WHAT ARE MORE SUBTLE CAUSES OF VIBRATION IN CENTRIFUGAL OR AXIAL FLOW COMPRESSORS BEYOND BALANCE, ALIGNMENT, AND CLEARANCE PROBLEMS?

ROCK: As you might guess, most of the problems that we run across in the vibration-related area generally do end up being alignment, balance, and clearance-related problems. Some of the more subtle things that we have run across or that we have looked for include things like cracked shafts. We have looked and found instances of it in some cases. We have found piping and structural resonance-related problems, rotor stack shifting problems, and soft foot problems.

We are now involved in a case where we are looking at coupling spring rates, in terms of axial vibration.

FRAZIER: Some years ago, I had an experience with an electric-driven unit where the electric motor had a stacked rotor. The rotor had been sent back to the manufacturer for rebuilding. When it was placed back in the unit, we could never find its magnetic center. Therefore, it put an axial load on the unit it was driving, resulting in a vibration. I think this is rather common with stacked rotors. They are very difficult to rebuild.

WHAT HAS BEEN YOUR EXPERIENCE WITH DRY-TYPE SEALS FOR COMPRESSORS? WHAT ARE THEIR LIMITATIONS?

CASADA: Our experience at Conoco is very limited with this type of sealing arrangement, as far as I could find. We do have a few Sundyne compressors that are running with a dry-type seal. However, I believe there are quite a number of companies that are using these.

As far as some of the limitations, you must have a buffer gas that is clean. You cannot have particulates or problems of that nature. Usually an external gas is used, other than the process stream, or the process stream is filtered significantly-down to 5 [L, or smaller. There are also pressure and speed considerations. As pressure or speed increase, leakage across the seal faces also increases. There are machines up to 10,000 rpm and pressures up to 2,000 psi.

Another limitation or item to be considered is the dampening effects of the oil system when changing from oil to the dry-type seals. The dry seals will no longer have some of the viscous dampening that you get with seal oil systems.

The last thing is just one of physical size. The dry-type seals require a tandem arrangement, which requires some modification to the compressor. If the space is not available to install this, then you have a problem.

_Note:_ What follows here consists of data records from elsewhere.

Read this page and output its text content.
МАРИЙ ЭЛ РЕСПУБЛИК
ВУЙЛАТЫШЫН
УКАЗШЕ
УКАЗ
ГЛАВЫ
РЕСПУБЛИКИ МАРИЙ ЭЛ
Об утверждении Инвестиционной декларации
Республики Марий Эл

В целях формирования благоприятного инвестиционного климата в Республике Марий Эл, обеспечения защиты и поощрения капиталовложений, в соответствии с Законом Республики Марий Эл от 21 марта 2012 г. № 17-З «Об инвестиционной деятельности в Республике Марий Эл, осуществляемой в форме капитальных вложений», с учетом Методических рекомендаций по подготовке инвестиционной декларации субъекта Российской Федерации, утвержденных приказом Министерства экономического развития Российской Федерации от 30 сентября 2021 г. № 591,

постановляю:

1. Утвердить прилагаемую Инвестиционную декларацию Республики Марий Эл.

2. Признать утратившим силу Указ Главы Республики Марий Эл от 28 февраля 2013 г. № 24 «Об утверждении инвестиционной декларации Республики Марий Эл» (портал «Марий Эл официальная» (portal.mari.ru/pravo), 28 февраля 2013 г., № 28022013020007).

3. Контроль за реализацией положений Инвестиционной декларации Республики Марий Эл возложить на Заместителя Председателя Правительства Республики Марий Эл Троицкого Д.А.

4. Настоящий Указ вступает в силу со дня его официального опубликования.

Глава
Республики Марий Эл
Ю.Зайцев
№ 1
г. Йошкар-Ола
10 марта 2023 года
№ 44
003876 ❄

EBATA: Our experience is limited, as well. We have recently installed a dry gas seal on our new isomerization unit recycle compressor. This is a low-pressure application, and the unit is about to be placed on stream. Running the gas seal with nitrogen so far has proven successful. We see no reason why it will not work with the on-stream gas.

JIM FOUGERE (PetroCanada Products): What type of filters do you use on the buffer gas for dry seals?

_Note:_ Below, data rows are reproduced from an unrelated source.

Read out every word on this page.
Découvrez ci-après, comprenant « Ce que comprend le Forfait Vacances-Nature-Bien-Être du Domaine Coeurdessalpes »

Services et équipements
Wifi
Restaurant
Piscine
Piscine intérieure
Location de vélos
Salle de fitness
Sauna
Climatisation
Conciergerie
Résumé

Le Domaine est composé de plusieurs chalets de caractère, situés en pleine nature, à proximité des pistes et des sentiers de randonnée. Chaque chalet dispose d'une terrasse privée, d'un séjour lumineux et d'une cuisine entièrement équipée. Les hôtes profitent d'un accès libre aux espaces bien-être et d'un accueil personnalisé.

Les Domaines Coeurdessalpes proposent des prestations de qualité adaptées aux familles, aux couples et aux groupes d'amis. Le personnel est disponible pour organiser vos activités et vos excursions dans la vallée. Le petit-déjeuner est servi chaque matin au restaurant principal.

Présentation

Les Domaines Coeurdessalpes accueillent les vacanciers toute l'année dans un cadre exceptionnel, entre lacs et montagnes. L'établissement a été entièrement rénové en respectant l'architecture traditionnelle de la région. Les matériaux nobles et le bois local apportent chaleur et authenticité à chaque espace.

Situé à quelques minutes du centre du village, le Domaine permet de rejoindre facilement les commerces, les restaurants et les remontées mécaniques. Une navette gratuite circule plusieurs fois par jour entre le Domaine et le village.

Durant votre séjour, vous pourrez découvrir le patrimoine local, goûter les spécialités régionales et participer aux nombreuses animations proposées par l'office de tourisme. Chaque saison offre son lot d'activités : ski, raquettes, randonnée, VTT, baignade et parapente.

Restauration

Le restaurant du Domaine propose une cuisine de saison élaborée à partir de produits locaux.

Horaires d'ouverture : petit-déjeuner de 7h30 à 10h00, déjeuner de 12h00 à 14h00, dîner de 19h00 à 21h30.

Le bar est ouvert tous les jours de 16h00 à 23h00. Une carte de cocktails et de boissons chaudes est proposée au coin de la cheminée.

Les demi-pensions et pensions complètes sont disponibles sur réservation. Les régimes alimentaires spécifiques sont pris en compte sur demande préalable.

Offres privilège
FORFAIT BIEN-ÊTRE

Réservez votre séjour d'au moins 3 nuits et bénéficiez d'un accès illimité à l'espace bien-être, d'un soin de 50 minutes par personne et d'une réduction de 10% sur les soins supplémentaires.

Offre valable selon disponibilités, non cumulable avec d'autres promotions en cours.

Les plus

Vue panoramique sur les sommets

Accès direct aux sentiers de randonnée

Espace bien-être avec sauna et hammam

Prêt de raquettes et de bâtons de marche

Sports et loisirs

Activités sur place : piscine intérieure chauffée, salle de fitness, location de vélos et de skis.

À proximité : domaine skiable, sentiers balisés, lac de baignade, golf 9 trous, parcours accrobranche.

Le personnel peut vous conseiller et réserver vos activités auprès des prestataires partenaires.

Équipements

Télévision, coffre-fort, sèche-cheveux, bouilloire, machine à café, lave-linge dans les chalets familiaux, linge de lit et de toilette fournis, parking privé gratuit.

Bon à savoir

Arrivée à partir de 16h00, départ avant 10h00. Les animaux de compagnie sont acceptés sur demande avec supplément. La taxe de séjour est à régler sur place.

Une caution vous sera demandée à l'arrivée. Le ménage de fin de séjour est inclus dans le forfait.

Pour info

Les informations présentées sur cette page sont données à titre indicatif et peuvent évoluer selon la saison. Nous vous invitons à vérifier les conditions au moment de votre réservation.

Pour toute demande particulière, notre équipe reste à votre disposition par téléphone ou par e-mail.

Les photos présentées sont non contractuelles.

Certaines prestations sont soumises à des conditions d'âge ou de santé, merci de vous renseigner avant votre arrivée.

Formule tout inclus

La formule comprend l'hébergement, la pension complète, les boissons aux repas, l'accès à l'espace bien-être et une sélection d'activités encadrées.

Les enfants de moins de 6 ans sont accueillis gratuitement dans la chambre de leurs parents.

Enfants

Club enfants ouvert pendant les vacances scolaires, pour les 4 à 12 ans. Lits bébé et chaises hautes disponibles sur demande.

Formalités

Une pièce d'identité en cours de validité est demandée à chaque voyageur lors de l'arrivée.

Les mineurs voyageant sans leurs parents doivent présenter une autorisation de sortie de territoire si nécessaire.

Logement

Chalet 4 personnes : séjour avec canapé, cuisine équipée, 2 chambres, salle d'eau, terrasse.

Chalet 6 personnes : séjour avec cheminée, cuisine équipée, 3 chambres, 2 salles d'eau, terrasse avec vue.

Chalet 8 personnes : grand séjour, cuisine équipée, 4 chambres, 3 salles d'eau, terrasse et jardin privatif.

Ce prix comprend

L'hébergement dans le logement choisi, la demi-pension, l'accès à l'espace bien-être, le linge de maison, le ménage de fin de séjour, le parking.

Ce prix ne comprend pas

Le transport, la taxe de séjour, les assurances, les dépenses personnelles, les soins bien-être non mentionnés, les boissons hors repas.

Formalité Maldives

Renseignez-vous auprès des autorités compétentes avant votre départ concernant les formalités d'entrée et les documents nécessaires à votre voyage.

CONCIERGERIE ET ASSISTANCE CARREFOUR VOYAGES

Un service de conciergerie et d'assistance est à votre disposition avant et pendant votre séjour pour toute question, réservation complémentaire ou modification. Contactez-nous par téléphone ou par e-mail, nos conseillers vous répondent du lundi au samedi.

HUGH WEST (Shell Canada Ltd.): Over the past 4 years we have modified or bought seven compressors with dry gas seals, up to a speed of 22,000 rpm on two pipeline machine. We have a wet gas blower that has magnetic bearings, as well as a single dry gas seal. Our most recent experience was on a recycle hydrocracker machine which operates at 1,800 psi. We had quite a learning experience at these higher pressures.

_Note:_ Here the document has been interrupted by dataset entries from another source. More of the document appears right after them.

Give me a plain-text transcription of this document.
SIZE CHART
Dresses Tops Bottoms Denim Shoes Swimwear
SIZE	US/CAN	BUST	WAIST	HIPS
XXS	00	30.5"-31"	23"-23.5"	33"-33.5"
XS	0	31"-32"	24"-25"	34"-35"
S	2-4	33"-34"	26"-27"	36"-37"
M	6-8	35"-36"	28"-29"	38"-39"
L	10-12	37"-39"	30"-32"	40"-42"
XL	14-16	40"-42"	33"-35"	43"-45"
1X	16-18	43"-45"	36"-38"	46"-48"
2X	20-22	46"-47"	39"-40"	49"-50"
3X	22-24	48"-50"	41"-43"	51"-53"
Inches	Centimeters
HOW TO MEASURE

I would like to note to everyone that the single most important thing to be careful of is the filtration of the gas that you are using for your purge. In our case, in two different situations, we use two different gases. One is the recycle from the discharge of the unit itself. If your gas can condense on its way from the discharge back through the filter back to your seal, be very careful because these are dry gas seals as 10,000 or 12,000 rpm, and if they get hit with some liquid, they literally explode.

One thing we have found that works well to get rid of liquid or make sure it does not happen is to install a coalescing filter. Units are available that will filter down to 0.3 m. So if your electric heat tracing or steam tracing on your purge does not work, at least the coalescing filter will catch it, and the drain off the bottom can be orificed and run to flare. We had six failures in that particular one over a short period of time, until we figured out all the bugs that were in it. It is now operating very satisfactorily, and we are quite happy. We are in the process right now of purchasing a large number of new centrifugals, and we expect to have dry gas seals for all of them.